Le temps des copains (2019) 7.5/10

Ils sont bons ces Allemands. Voilà qu’avec un simple téléfilm, ils se hissent bien en haut. Un film divertissant et instructif, la recette rêvée !

Trois anciens amis, tous très différents l’un de l’autre, partagent une sorte d’idolâtrie pour le groupe Madness. Du temps de leur jeunesse, ils ont raté un de ses concerts. Les voilà devenus des adultes ordinaires, dans la quarantaine. Leurs idoles passent à nouveau dans la région. Ils vont pouvoir aller enfin les voir en live.

L’un d’entre eux est à la manœuvre. Il n’a pas tellement réussi dans la vie, mais semble vouloir diriger le trio à sa manière. Peut-être a-t-il des arrières pensées. Il rejoint les deux autres sur un parking, en stop. C’est le brillant acteur Hans Löw qui s’y colle. Un spécialiste des rôles atypiques.

Le comédien massif Bastian Pastewka est un petit lobbyiste pharmaceutique. Il arrive dans son suv BMW et donne ainsi l’impression de s’en être bien sorti. En réalité il maintient les apparences. Sa femme l’a quitté il y a 6 mois et il consomme un tas de stimulants pour tenter de donner le change.

Le troisième n’a l’air de rien. Et pourtant il a commis des livres hybrides de coaching du genre « Bouddha et la bourse », qui ont du succès. Il a trouvé une Golf première version, dans son jus, qui permettra de se remettre dans l’esprit de l’époque. Fabian Busch fait le job.

Ils vont y aller en tentant tout naturellement de respecter les façons de faire de dans le temps. Ils iront au camping, à la dure. Vous verrez, les aventures sont nombreuses et on ne s’ennuie pas.
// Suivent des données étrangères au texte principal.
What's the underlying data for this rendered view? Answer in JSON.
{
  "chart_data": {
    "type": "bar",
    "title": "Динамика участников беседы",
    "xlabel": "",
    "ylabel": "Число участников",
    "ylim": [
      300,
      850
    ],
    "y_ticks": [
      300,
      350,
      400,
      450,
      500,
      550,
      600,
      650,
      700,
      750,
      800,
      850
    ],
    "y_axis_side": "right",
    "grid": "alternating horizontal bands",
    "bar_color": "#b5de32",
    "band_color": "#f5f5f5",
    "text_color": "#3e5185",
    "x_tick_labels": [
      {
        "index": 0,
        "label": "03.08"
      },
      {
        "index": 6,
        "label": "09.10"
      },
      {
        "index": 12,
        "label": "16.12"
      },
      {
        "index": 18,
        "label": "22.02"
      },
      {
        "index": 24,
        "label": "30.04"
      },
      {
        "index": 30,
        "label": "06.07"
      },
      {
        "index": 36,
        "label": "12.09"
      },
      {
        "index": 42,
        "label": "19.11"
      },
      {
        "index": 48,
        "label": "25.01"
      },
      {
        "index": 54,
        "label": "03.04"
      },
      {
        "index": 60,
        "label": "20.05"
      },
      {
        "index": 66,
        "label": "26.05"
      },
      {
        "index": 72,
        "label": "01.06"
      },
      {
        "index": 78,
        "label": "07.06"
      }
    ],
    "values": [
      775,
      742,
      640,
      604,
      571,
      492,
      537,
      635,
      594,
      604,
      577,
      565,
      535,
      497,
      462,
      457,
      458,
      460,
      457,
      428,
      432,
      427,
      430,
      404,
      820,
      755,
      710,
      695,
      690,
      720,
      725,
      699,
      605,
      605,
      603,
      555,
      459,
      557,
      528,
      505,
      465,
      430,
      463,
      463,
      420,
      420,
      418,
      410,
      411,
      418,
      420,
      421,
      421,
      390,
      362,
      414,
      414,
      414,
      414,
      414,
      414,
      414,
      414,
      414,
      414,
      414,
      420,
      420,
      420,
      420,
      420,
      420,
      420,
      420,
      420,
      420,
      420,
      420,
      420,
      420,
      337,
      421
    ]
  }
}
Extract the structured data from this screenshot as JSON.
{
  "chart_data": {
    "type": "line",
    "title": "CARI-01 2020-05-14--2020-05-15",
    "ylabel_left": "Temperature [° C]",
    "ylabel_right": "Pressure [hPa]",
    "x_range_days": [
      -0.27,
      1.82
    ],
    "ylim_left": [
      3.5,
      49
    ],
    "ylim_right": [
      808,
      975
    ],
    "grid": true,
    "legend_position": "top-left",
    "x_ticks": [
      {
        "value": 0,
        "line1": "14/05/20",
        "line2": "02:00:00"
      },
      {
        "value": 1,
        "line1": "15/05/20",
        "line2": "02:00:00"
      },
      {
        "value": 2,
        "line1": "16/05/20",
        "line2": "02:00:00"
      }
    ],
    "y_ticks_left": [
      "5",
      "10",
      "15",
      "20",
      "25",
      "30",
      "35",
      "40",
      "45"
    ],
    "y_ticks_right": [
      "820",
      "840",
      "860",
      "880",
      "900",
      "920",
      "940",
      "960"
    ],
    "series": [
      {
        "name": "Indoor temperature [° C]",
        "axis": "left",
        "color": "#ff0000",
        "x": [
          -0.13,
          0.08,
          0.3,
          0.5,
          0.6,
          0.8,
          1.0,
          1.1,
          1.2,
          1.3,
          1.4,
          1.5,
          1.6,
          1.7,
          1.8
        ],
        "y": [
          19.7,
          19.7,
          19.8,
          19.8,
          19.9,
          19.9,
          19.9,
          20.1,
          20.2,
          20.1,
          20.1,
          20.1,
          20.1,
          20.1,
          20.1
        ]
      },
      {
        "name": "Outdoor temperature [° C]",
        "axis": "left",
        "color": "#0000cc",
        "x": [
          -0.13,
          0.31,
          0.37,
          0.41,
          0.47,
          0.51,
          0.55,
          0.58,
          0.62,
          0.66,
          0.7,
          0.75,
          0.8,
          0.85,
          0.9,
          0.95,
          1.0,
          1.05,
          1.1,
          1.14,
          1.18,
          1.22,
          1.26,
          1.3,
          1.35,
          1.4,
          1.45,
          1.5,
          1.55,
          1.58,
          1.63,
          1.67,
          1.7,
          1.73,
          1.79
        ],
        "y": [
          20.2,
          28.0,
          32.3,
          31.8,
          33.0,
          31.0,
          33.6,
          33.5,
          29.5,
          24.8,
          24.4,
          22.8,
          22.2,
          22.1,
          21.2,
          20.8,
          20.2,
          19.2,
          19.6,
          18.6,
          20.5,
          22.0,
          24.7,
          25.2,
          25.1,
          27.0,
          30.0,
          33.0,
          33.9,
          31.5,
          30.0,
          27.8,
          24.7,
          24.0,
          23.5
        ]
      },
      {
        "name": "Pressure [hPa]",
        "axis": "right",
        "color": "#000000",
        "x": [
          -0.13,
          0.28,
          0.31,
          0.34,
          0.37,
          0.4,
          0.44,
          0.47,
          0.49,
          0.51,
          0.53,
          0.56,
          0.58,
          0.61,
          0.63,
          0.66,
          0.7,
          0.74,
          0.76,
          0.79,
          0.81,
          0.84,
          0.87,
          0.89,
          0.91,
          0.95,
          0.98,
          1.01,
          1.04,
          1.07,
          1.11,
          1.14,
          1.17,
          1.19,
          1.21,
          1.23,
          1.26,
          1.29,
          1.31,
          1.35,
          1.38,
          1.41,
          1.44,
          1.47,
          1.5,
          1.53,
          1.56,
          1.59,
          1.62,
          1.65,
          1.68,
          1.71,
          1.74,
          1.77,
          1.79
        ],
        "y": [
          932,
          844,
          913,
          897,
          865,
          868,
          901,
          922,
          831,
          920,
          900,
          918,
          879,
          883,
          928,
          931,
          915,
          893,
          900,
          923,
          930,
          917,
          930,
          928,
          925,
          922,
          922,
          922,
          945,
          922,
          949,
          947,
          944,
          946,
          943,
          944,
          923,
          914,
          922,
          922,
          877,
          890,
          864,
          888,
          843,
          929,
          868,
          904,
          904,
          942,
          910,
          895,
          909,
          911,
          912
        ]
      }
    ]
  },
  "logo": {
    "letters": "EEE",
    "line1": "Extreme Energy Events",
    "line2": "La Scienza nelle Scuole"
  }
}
Tout l’esprit du film réside dans la savante évocation des souvenirs, la réminiscence plus ou moins appuyée de petits conflits et la possible jonction avec le présent de chacun. Le repositionnement de ces « amis » se fera-t-il sur les anciennes bases ou sur ce qu’ils sont maintenant ? Et l’amitié, qui est ici principalement un pacte de non agression, tiendra-t-elle ? Est-ce que cela vaut encore le coup de se voir finalement ?

Ce sont de vraies questions pour tous ceux qui, parce qu’ils ont un certain âge, ont connu de telles circonstances. Au banquet des anciens, il y a ceux qui ne viendront pas de toute façon, ceux qui répondent à l’appel sans enthousiasme et quelques uns qui rêvent de renouer avec le passé. Ces derniers croient de bonne foi que c’était l’âge d’or.

Parfois la reconnexion se fait sans problème. Mais le plus souvent les sentiments sont mitigés. Reste que d’abandonner cette part de nous-mêmes, contenue dans la mémoire des autres, qu’elle soit rêvée ou non, ne se fait pas sans difficulté. Alors on y va le plus souvent, juste pour voir. Dans les bons cas, on en restera au « tu n’as pas changé ». Le plus à craindre est le « tu es encore pire que je le croyais ».

Et si la personne connue jadis a fortement évolué dans le bon sens, alors il faudra entreprendre un travail de reconquête car ce « il » ou « elle » est désormais un autre. Qu’on se le dise.

Reste la question de qui sommes nous et qu’est-on devenu soi-même. L’autre qui nous regarde avec les yeux d’avant et ceux de maintenant a sans doute une réponse. Mais accepterions-nous qu’elle soit tout entière contenue dans ce que pense cet autre ? Je n’y crois pas. Notre référentiel a singulièrement évolué lui aussi. S’étant étoffé, on sera plus regardant. Et puis l’âge aidant on n’accorde plus tellement d’importance aux jugements extérieurs.

Et il arrive même qu’on veuille se débarrasser des casseroles du passé. C’est fou parfois, comme un ressentiment « ridicule » peut encore être ancré dans la tête d’un pote, surtout les histoires de filles. Nous on ne s’en souvenait même pas. Cela vaut aussi pour les bons moments. Ce ne sont pas forcément les mêmes qu’on a gardé.